NARAL calls for lawmakers to #BeBoldEndHyde on Hyde Amendment’s 40th anniversary
FOR IMMEDIATE RELEASE
September 30, 2016
On the 40th anniversary of the Hyde Amendment, NARAL President Ilyse Hogue today released the following statement calling for the discriminatory policy to be repealed. Earlier today, NARAL released a video that imagined what a world would look like without Hyde—a world in which abortion access was not dependent upon the size of your bank account.
“For too long, women have been pushed to the sidelines and not provided the same right to control our destinies afforded to most men. When the Supreme Court took such a giant leap forward for women with its decision in Roe v. Wade, it took a mere three years for anti-choice politicians to craft policy that yanked a woman’s right to make decisions about her own body away from low income women, and disproportionately, women of color. With this legislative discrimination, Congressman Henry Hyde and other anti-choice politicians made abortion a right only for women who could afford it and inspired a number of public funding bans that took reproductive rights away from women in the military, Peace Corps volunteers, and Native American women, among others.
“Millions of women in this country rely on Medicaid and other public health insurance programs run by the government. Yet, because of the Hyde Amendment and similar policies, these women are barred from using their health insurance to cover the cost of an abortion. In the decades since its first passage, anti-choice politicians have repeatedly reaffirmed the Hyde Amendment, to the detriment of millions of women and families.
“Today, on the 40th anniversary of the Hyde Amendment, thanks to the incredible leadership of reproductive justice groups and women of color, the push to repeal this discriminatory policy is stronger than ever. The Democratic nominee for President, Hillary Clinton, has made repealing the Hyde Amendment central to her campaign. The Democratic Party included a repeal of Hyde in their platform for the first time in the history. In Congress, the Each Woman Act, a bill to repeal Hyde sponsored by Rep. Barbara Lee, has been introduced and continues to gain support. The momentum to send the discriminatory Hyde Amendment to the ash heap of history is on our side, thanks in large part to the work done by reproductive justice groups led by women of color.

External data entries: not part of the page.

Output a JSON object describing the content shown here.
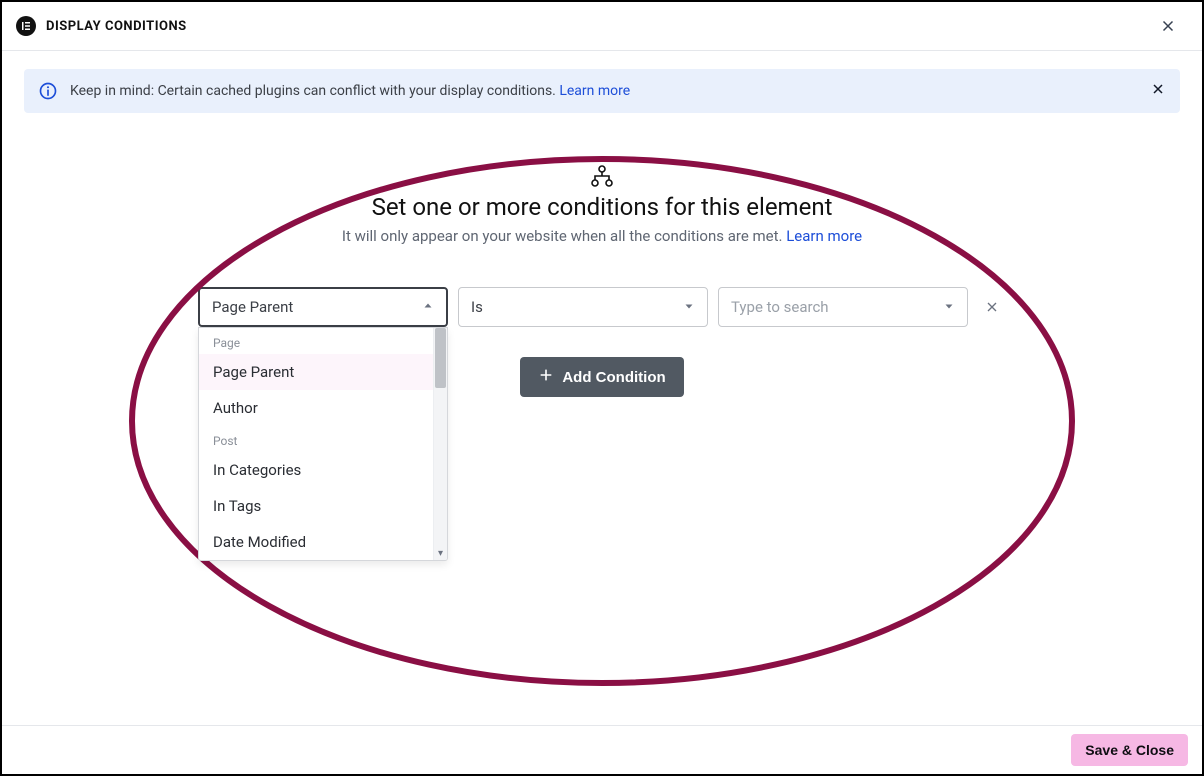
{
  "header": {
    "title": "DISPLAY CONDITIONS"
  },
  "alert": {
    "text": "Keep in mind: Certain cached plugins can conflict with your display conditions. ",
    "link": "Learn more"
  },
  "main": {
    "title": "Set one or more conditions for this element",
    "subtitle_text": "It will only appear on your website when all the conditions are met. ",
    "subtitle_link": "Learn more"
  },
  "condition_row": {
    "condition_selected": "Page Parent",
    "operator_selected": "Is",
    "search_placeholder": "Type to search"
  },
  "dropdown": {
    "groups": [
      {
        "label": "Page",
        "items": [
          "Page Parent",
          "Author"
        ]
      },
      {
        "label": "Post",
        "items": [
          "In Categories",
          "In Tags",
          "Date Modified"
        ]
      }
    ],
    "selected": "Page Parent"
  },
  "buttons": {
    "add_condition": "Add Condition",
    "save_close": "Save & Close"
  }
}
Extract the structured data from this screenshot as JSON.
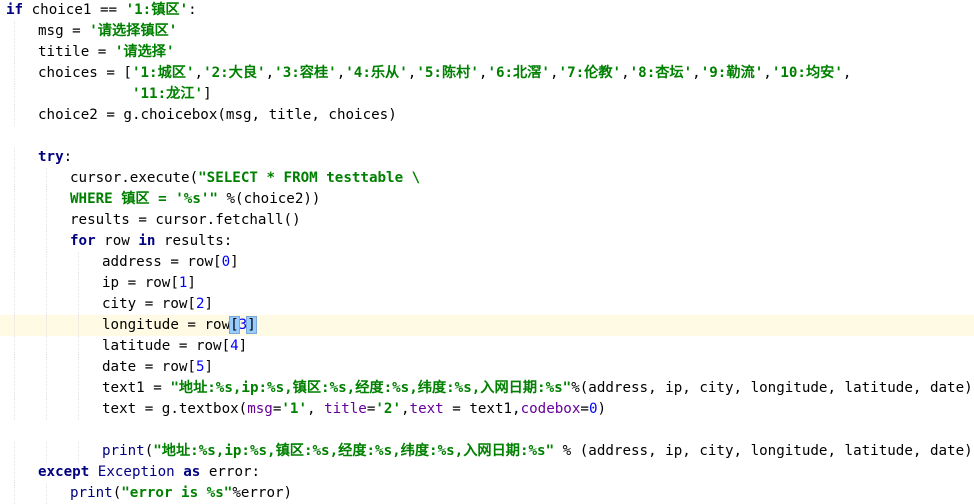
{
  "code_lines": [
    {
      "indent": 0,
      "tokens": [
        [
          "kw",
          "if"
        ],
        [
          "txt",
          " choice1 == "
        ],
        [
          "str",
          "'1:镇区'"
        ],
        [
          "txt",
          ":"
        ]
      ]
    },
    {
      "indent": 1,
      "tokens": [
        [
          "txt",
          "msg = "
        ],
        [
          "str",
          "'请选择镇区'"
        ]
      ]
    },
    {
      "indent": 1,
      "tokens": [
        [
          "txt",
          "titile = "
        ],
        [
          "str",
          "'请选择'"
        ]
      ]
    },
    {
      "indent": 1,
      "tokens": [
        [
          "txt",
          "choices = ["
        ],
        [
          "str",
          "'1:城区'"
        ],
        [
          "txt",
          ","
        ],
        [
          "str",
          "'2:大良'"
        ],
        [
          "txt",
          ","
        ],
        [
          "str",
          "'3:容桂'"
        ],
        [
          "txt",
          ","
        ],
        [
          "str",
          "'4:乐从'"
        ],
        [
          "txt",
          ","
        ],
        [
          "str",
          "'5:陈村'"
        ],
        [
          "txt",
          ","
        ],
        [
          "str",
          "'6:北滘'"
        ],
        [
          "txt",
          ","
        ],
        [
          "str",
          "'7:伦教'"
        ],
        [
          "txt",
          ","
        ],
        [
          "str",
          "'8:杏坛'"
        ],
        [
          "txt",
          ","
        ],
        [
          "str",
          "'9:勒流'"
        ],
        [
          "txt",
          ","
        ],
        [
          "str",
          "'10:均安'"
        ],
        [
          "txt",
          ","
        ]
      ]
    },
    {
      "indent": 1,
      "pad": "           ",
      "tokens": [
        [
          "str",
          "'11:龙江'"
        ],
        [
          "txt",
          "]"
        ]
      ]
    },
    {
      "indent": 1,
      "tokens": [
        [
          "txt",
          "choice2 = g.choicebox(msg, title, choices)"
        ]
      ]
    },
    {
      "indent": 0,
      "tokens": []
    },
    {
      "indent": 1,
      "tokens": [
        [
          "kw",
          "try"
        ],
        [
          "txt",
          ":"
        ]
      ]
    },
    {
      "indent": 2,
      "tokens": [
        [
          "txt",
          "cursor.execute("
        ],
        [
          "str",
          "\"SELECT * FROM testtable \\"
        ]
      ]
    },
    {
      "indent": 2,
      "tokens": [
        [
          "str",
          "WHERE 镇区 = '%s'\""
        ],
        [
          "txt",
          " %(choice2))"
        ]
      ]
    },
    {
      "indent": 2,
      "tokens": [
        [
          "txt",
          "results = cursor.fetchall()"
        ]
      ]
    },
    {
      "indent": 2,
      "tokens": [
        [
          "kw",
          "for"
        ],
        [
          "txt",
          " row "
        ],
        [
          "kw",
          "in"
        ],
        [
          "txt",
          " results:"
        ]
      ]
    },
    {
      "indent": 3,
      "tokens": [
        [
          "txt",
          "address = row["
        ],
        [
          "num",
          "0"
        ],
        [
          "txt",
          "]"
        ]
      ]
    },
    {
      "indent": 3,
      "tokens": [
        [
          "txt",
          "ip = row["
        ],
        [
          "num",
          "1"
        ],
        [
          "txt",
          "]"
        ]
      ]
    },
    {
      "indent": 3,
      "tokens": [
        [
          "txt",
          "city = row["
        ],
        [
          "num",
          "2"
        ],
        [
          "txt",
          "]"
        ]
      ]
    },
    {
      "indent": 3,
      "current": true,
      "tokens": [
        [
          "txt",
          "longitude = row"
        ],
        [
          "bracket",
          "["
        ],
        [
          "num",
          "3"
        ],
        [
          "bracket",
          "]"
        ],
        [
          "caret",
          ""
        ]
      ]
    },
    {
      "indent": 3,
      "tokens": [
        [
          "txt",
          "latitude = row["
        ],
        [
          "num",
          "4"
        ],
        [
          "txt",
          "]"
        ]
      ]
    },
    {
      "indent": 3,
      "tokens": [
        [
          "txt",
          "date = row["
        ],
        [
          "num",
          "5"
        ],
        [
          "txt",
          "]"
        ]
      ]
    },
    {
      "indent": 3,
      "tokens": [
        [
          "txt",
          "text1 = "
        ],
        [
          "str",
          "\"地址:%s,ip:%s,镇区:%s,经度:%s,纬度:%s,入网日期:%s\""
        ],
        [
          "txt",
          "%(address, ip, city, longitude, latitude, date)"
        ]
      ]
    },
    {
      "indent": 3,
      "tokens": [
        [
          "txt",
          "text = g.textbox("
        ],
        [
          "par",
          "msg"
        ],
        [
          "txt",
          "="
        ],
        [
          "str",
          "'1'"
        ],
        [
          "txt",
          ", "
        ],
        [
          "par",
          "title"
        ],
        [
          "txt",
          "="
        ],
        [
          "str",
          "'2'"
        ],
        [
          "txt",
          ","
        ],
        [
          "par",
          "text"
        ],
        [
          "txt",
          " = text1,"
        ],
        [
          "par",
          "codebox"
        ],
        [
          "txt",
          "="
        ],
        [
          "num",
          "0"
        ],
        [
          "txt",
          ")"
        ]
      ]
    },
    {
      "indent": 0,
      "tokens": []
    },
    {
      "indent": 3,
      "tokens": [
        [
          "bi",
          "print"
        ],
        [
          "txt",
          "("
        ],
        [
          "str",
          "\"地址:%s,ip:%s,镇区:%s,经度:%s,纬度:%s,入网日期:%s\""
        ],
        [
          "txt",
          " % (address, ip, city, longitude, latitude, date))"
        ]
      ]
    },
    {
      "indent": 1,
      "tokens": [
        [
          "kw",
          "except"
        ],
        [
          "bi",
          " Exception "
        ],
        [
          "kw",
          "as"
        ],
        [
          "txt",
          " error:"
        ]
      ]
    },
    {
      "indent": 2,
      "tokens": [
        [
          "bi",
          "print"
        ],
        [
          "txt",
          "("
        ],
        [
          "str",
          "\"error is %s\""
        ],
        [
          "txt",
          "%error)"
        ]
      ]
    }
  ]
}
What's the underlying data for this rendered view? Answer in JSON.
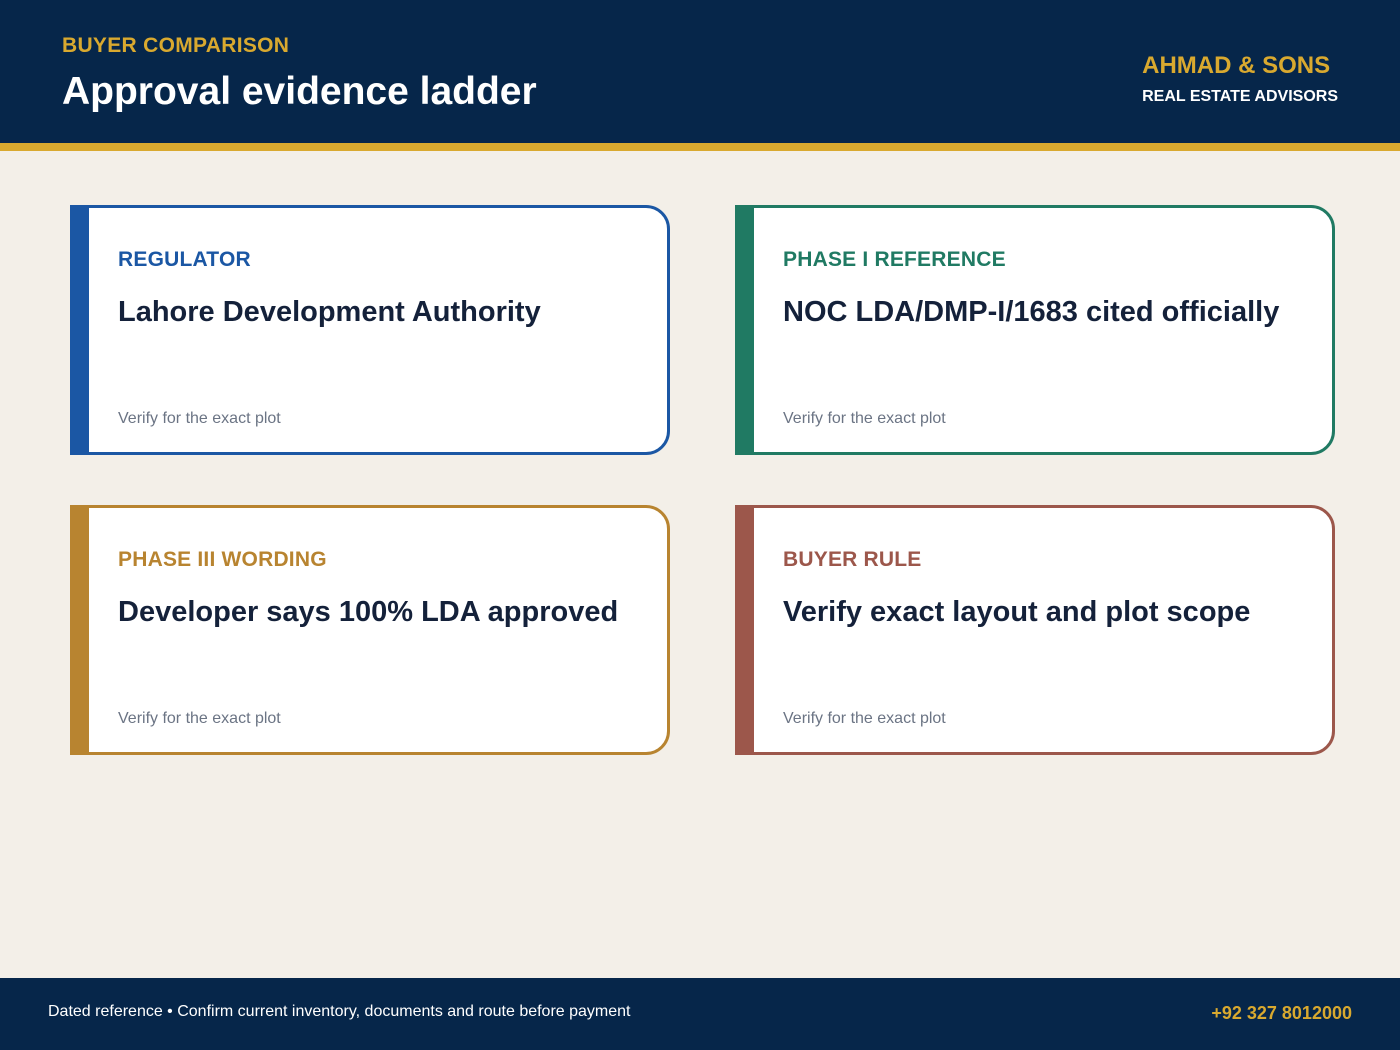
{
  "header": {
    "eyebrow": "BUYER COMPARISON",
    "title": "Approval evidence ladder",
    "brand_name": "AHMAD & SONS",
    "brand_sub": "REAL ESTATE ADVISORS"
  },
  "colors": {
    "navy": "#06264a",
    "gold": "#d9a92f",
    "background": "#f3efe8",
    "headline": "#14213a",
    "note": "#6b7484"
  },
  "cards": [
    {
      "label": "REGULATOR",
      "headline": "Lahore Development Authority",
      "note": "Verify for the exact plot",
      "color": "#1b57a4"
    },
    {
      "label": "PHASE I REFERENCE",
      "headline": "NOC LDA/DMP-I/1683 cited officially",
      "note": "Verify for the exact plot",
      "color": "#207a63"
    },
    {
      "label": "PHASE III WORDING",
      "headline": "Developer says 100% LDA approved",
      "note": "Verify for the exact plot",
      "color": "#b88430"
    },
    {
      "label": "BUYER RULE",
      "headline": "Verify exact layout and plot scope",
      "note": "Verify for the exact plot",
      "color": "#9c574b"
    }
  ],
  "footer": {
    "text": "Dated reference • Confirm current inventory, documents and route before payment",
    "phone": "+92 327 8012000"
  }
}
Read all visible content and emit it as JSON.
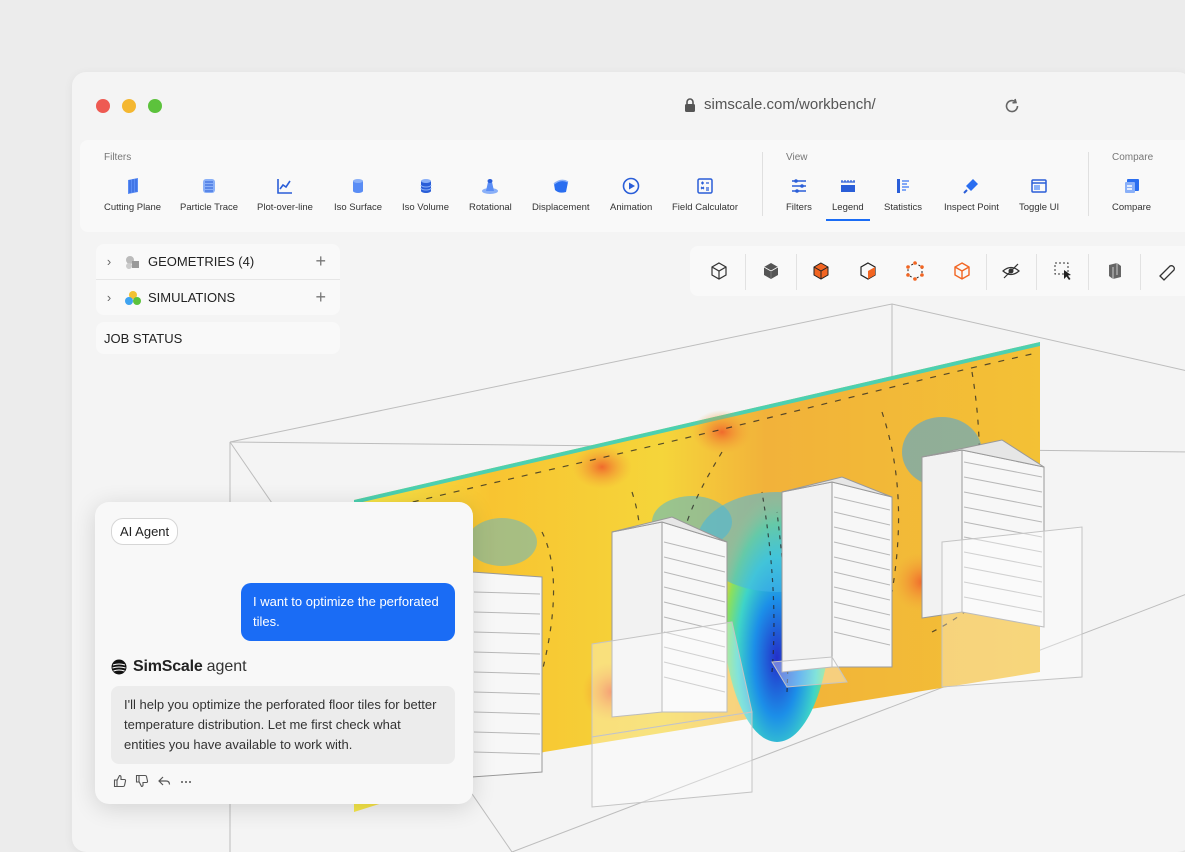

“Ending the Hyde Amendment would be a step toward rooting out discrimination in our insurance and healthcare systems, and would empower women everywhere to make their own healthcare decisions without interference from politicians. It would mean that women, regardless of what’s in their bank account, would have increased ability to determine their destinies. As a country, ending the Hyde Amendment must be a priority if we’re at all serious about ensuring that women should be equal partners in society. Now, more than ever, it’s time to #BeBoldEndHyde.”